VATANDAŞLARIN VE SİVİL TOPLUMUN ROLÜ
Nihai sonuç, sadece elitlerin planlarına bağlı değildir. Sivil toplum kuruluşlarının, aktivistlerin ve sıradan vatandaşların sürece ne kadar dahil olacağı, taleplerini ne kadar güçlü dile getireceği ve demokratik kontrol mekanizmalarını ne kadar işleteceği, Neoliberal Küreselleşme ve Büyük Sıfırlama arasındaki bu dönüşümün yönünü belirleyecektir.

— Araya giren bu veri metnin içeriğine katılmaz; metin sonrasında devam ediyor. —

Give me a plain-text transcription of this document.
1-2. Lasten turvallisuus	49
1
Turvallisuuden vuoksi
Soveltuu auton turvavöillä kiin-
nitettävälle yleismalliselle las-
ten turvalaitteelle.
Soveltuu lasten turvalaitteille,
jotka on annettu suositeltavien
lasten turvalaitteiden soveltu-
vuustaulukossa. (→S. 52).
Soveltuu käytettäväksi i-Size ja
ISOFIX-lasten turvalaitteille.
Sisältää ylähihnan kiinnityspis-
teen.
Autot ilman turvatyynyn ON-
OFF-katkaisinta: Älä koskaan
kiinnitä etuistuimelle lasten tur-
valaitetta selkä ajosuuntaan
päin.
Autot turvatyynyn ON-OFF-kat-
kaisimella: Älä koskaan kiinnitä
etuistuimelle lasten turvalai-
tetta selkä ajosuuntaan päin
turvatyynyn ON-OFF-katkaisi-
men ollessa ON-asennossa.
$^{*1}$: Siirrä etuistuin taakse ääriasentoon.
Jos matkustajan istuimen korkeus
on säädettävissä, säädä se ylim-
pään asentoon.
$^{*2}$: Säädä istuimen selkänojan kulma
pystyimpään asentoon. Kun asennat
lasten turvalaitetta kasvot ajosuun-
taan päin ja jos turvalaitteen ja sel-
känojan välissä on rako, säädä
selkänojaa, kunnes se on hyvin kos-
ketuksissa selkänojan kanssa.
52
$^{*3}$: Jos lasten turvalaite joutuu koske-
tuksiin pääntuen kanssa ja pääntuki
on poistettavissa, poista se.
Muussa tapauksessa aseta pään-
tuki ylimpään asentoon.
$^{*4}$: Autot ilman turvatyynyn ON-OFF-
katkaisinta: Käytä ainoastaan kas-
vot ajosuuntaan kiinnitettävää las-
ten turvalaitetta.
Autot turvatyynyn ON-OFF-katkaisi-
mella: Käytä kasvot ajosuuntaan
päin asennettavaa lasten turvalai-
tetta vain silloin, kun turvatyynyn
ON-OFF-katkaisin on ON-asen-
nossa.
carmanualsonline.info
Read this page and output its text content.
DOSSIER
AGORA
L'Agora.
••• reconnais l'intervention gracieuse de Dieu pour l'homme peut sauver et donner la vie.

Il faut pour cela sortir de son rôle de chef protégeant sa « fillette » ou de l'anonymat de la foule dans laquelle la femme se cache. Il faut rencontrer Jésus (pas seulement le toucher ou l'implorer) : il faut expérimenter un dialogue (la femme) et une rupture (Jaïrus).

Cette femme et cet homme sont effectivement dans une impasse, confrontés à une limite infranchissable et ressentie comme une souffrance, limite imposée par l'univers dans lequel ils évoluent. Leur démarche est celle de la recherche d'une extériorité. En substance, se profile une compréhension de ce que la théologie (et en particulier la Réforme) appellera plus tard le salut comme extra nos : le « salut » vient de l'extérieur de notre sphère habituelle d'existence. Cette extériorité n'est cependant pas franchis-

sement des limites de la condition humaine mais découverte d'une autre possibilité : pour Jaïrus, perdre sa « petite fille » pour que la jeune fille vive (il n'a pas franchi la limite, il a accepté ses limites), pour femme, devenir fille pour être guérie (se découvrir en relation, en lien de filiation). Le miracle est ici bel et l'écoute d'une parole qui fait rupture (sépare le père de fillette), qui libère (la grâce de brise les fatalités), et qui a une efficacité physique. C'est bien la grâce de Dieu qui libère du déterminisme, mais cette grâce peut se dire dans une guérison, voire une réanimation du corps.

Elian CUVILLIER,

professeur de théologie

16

Sonuç olarak, Büyük Sıfırlama'nın neoliberal küreselleşmenin sorunlarına bir çözüm olup olamayacağı sorusunun net bir cevabı yoktur. Girişim, kağıt üzerinde gelir adaletsizliği ve iklim krizi gibi temel sorunlara yönelik önemli çözümler sunma potansiyeli taşımaktadır. Ancak, bu vizyonun kimler tarafından ve nasıl uygulanacağı, başarısını belirleyecek en kritik faktördür. Neoliberal Küreselleşme ve Büyük Sıfırlama arasındaki ilişki, bir devrimden çok bir evrim gibi görünmektedir. Eğer bu süreç, demokratik katılım olmadan, şeffaflıktan uzak bir şekilde, aynı küresel elitlerin kontrolünde ilerlerse, neoliberalizmin sadece makyajlanmış ve teknolojiyle güçlendirilmiş bir versiyonu haline gelme riski taşır. Dolayısıyla, Neoliberal Küreselleşme ve Büyük Sıfırlama arasındaki bu tarihi kavşakta, daha adil, sürdürülebilir ve demokratik bir gelecek için eleştirel bir duruş ve aktif bir katılım her zamankinden daha önemlidir.